Check out our top 15 intellectual property tips for fashion businesses. Following these tips will propel your fashion business to the top and protect you against many of the current IP pitfalls.

  1. Register a trade mark early, especially if it’s your personal name, because this will help to enforce your rights. Having to deal with trade mark infringers is bad enough in the normal course of events, but even more unsettling, when it concerns misappropriate of your personal name.
  2. If you have a name similar to another fashion designer, be prepared to negotiate or even just live with the fact that you may need to rebrand, to avoid long-running and expensive trade mark disputes, not just in the United Kingdom, but also overseas.
  3. Inform yourself regarding the scope of copyright and unregistered design right, as these provide free of charge protection for the designs you create.
  4. Keep details and dated records of your design process, as a matter of course, so that in an infringement situation, you can prove the date of creation of any of your designs. This is often crucial in any dispute as to ownership/ authorship of a design as well as in resolving the question of which entity copied the other.
  5. Registering designs provides increased protection and is worth looking into for your important designs.
  6. If you are interested in registering designs, be aware that in a lot of countries, designs have to be new to be validly registered. The UK, EU and some other countries have a grace period, allowing designers to sell their designs and then only invest in registration for the most commercially successful. If you do decide to take advantage of the grace period, use a reliable diary system/keep your IP attorney advised, so that the opportunity to register designs is not lost.
  7. Use copyright notices and non-disclosure agreements to ensure that those you have commercial dealings with are fully aware that they are not free to copy your designs.
  8. Make sure you deal with contractors correctly – under UK Law, the owner of copyright work is the creator or their employer, unless there is an agreement to the contrary. So third party contractors own copyrights in works you commission, unless you agree otherwise. Such agreements should always be obtained in writing and before work is done, or at least at an early stage. Once a job is completed, both sides have less impetus to clear up legal loose ends.
  9. If you think someone is copying your brand or design, make sure you work quickly to get hold of evidence. This means keeping records of any contact you or your employees have with confused customers and getting hold of media cuttings, as well as obtaining and saving screen shorts of any websites or social media postings.
  10. Be aware that while BREXIT will bring changes to IP regimes, in the context of copyright, these are not likely to be major.
  11. Be aware that the world of trade marks/brands extends beyond logos, slogans and words. The fashion industry relies heavily on non-traditional trade marks such as position marks, stitching patterns, the get up of retail stores, the colour of soles on shoes etc. These can be powerful weapons in the fight against infringers.
  12. The fashion industry is commonly targeted by cyber-squatters, and so it is important to be aware of the issues around domains – see our previous Top Tips article for details.
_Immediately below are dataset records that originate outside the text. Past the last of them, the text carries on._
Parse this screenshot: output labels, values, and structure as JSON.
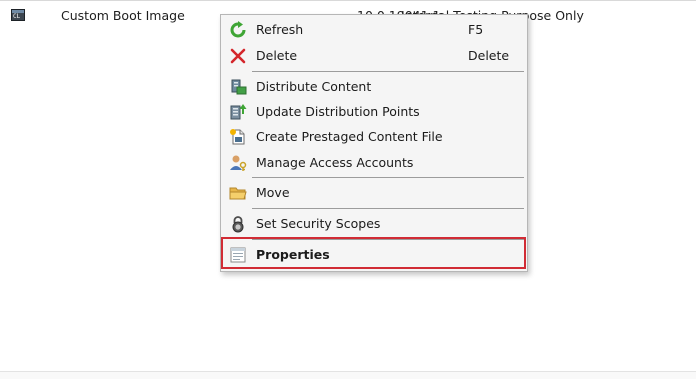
{
  "list_row": {
    "name": "Custom Boot Image",
    "version": "10.0.19041.1",
    "comment": "Internal Testing Purpose Only",
    "icon": "boot-image-icon",
    "icon_text": "CL"
  },
  "context_menu": {
    "items": [
      {
        "label": "Refresh",
        "shortcut": "F5",
        "icon": "refresh-icon"
      },
      {
        "label": "Delete",
        "shortcut": "Delete",
        "icon": "delete-icon"
      },
      {
        "label": "Distribute Content",
        "shortcut": "",
        "icon": "distribute-content-icon"
      },
      {
        "label": "Update Distribution Points",
        "shortcut": "",
        "icon": "update-distribution-points-icon"
      },
      {
        "label": "Create Prestaged Content File",
        "shortcut": "",
        "icon": "prestaged-content-icon"
      },
      {
        "label": "Manage Access Accounts",
        "shortcut": "",
        "icon": "manage-access-accounts-icon"
      },
      {
        "label": "Move",
        "shortcut": "",
        "icon": "folder-move-icon"
      },
      {
        "label": "Set Security Scopes",
        "shortcut": "",
        "icon": "security-scopes-icon"
      },
      {
        "label": "Properties",
        "shortcut": "",
        "icon": "properties-icon"
      }
    ]
  },
  "highlight": {
    "target": "Properties",
    "color": "#d12c35"
  },
  "colors": {
    "menu_background": "#f5f5f5",
    "refresh_green": "#3fa535",
    "delete_red": "#d4262b"
  }
}
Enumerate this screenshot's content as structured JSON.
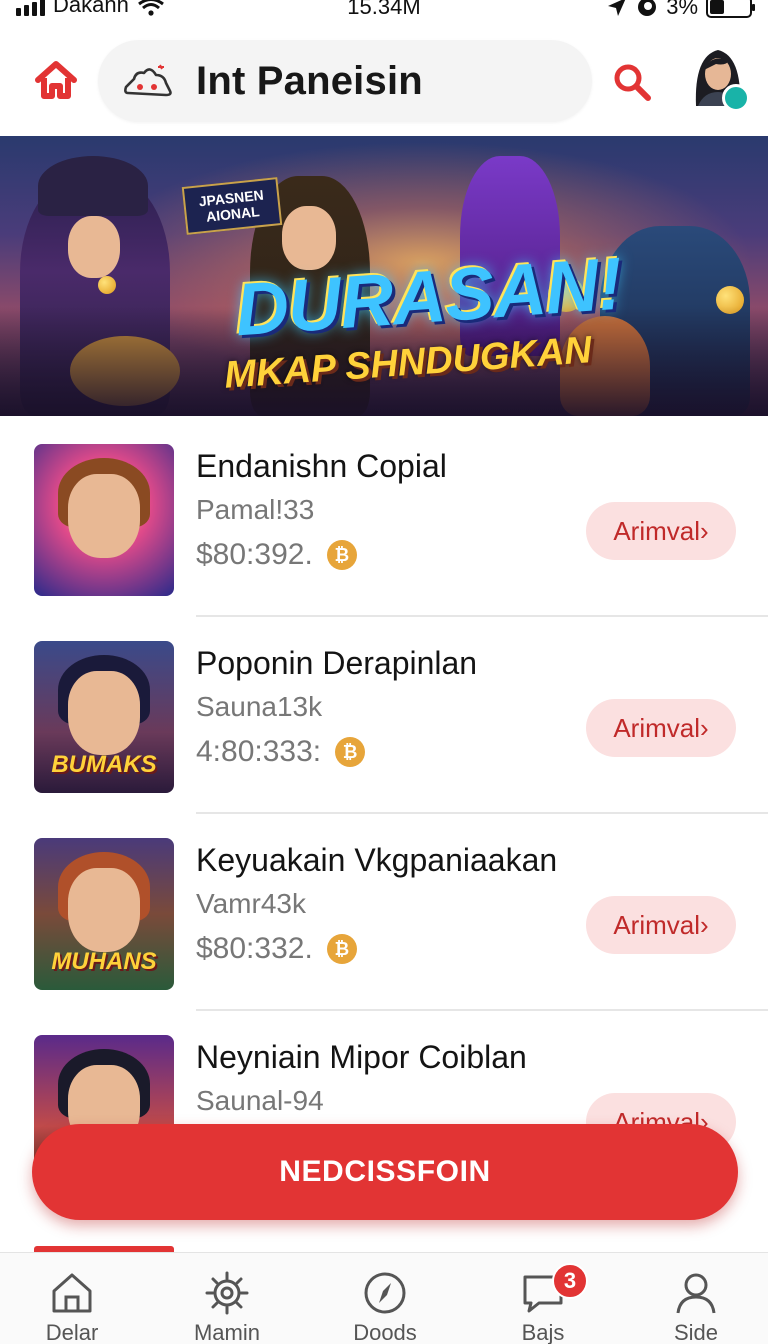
{
  "status_bar": {
    "carrier": "Dakann",
    "time": "15.34M",
    "battery": "3%"
  },
  "header": {
    "title": "Int Paneisin",
    "home_icon": "home-icon",
    "cloud_icon": "cloud-icon",
    "search_icon": "search-icon",
    "accent": "#e23434"
  },
  "banner": {
    "tag": "JPASNEN AIONAL",
    "headline": "DURASAN!",
    "subheadline": "MKAP SHNDUGKAN"
  },
  "items": [
    {
      "name": "Endanishn Copial",
      "sub": "Pamal!33",
      "price": "$80:392.",
      "button": "Arimval›",
      "thumb_label": ""
    },
    {
      "name": "Poponin Derapinlan",
      "sub": "Sauna13k",
      "price": "4:80:333:",
      "button": "Arimval›",
      "thumb_label": "BUMAKS"
    },
    {
      "name": "Keyuakain Vkgpaniaakan",
      "sub": "Vamr43k",
      "price": "$80:332.",
      "button": "Arimval›",
      "thumb_label": "MUHANS"
    },
    {
      "name": "Neyniain Mipor Coiblan",
      "sub": "Saunal-94",
      "price": "",
      "button": "Arimval›",
      "thumb_label": ""
    }
  ],
  "cta": {
    "label": "NEDCISSFOIN"
  },
  "bottom_nav": [
    {
      "label": "Delar",
      "icon": "home-outline-icon"
    },
    {
      "label": "Mamin",
      "icon": "gear-icon"
    },
    {
      "label": "Doods",
      "icon": "compass-icon"
    },
    {
      "label": "Bajs",
      "icon": "chat-icon",
      "badge": "3"
    },
    {
      "label": "Side",
      "icon": "profile-icon"
    }
  ]
}
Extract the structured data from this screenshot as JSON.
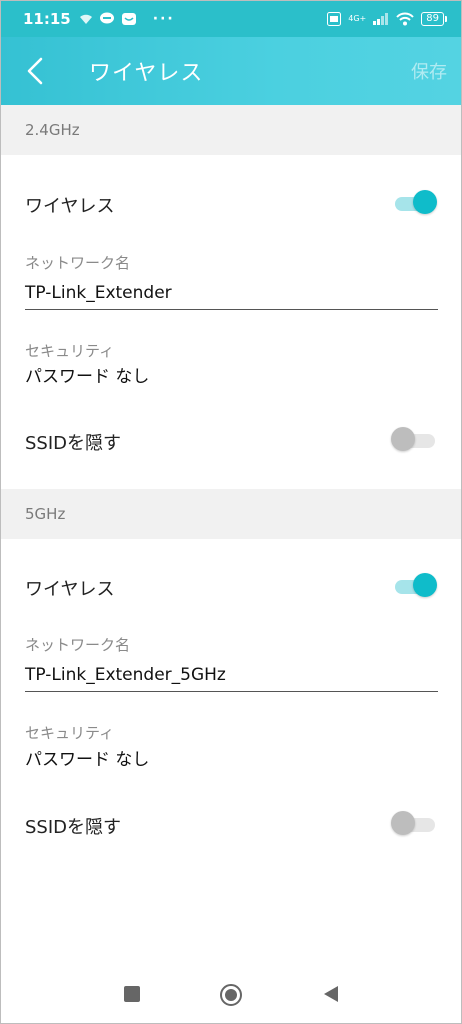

  13. Be aware there are low-cost ways for dealing with infringement of your rights, such as take-downs from social media, applications for Customs seizures and assistance from Trading Standards. Whenever the writers have been contacted by Trading Standards or the Customs authorities, in relation to counterfeit items, they have always been fashion items.
  14. If you decide to increase revenue by licensing your brand, be aware that excessive licensing could lead to a situation where your brand is no longer an indication of origin, which could lead to rights in the trade mark in question being lost. Such a situation might arise if lots of unrelated companies were licensed to use the brand in question in relation to shirts, for example, and produced items of wildly varying quality levels.
  15. If you use your personal name as your brand and decide to sell your business, make sure you understand and are prepared to abide by the contractual arrangements relating to use of your name. A purchaser is likely to want to have exclusive rights to the brands the business has been using to date. If you don’t intend to retire, you may need to think carefully about how you will work as a fashion designer in the future.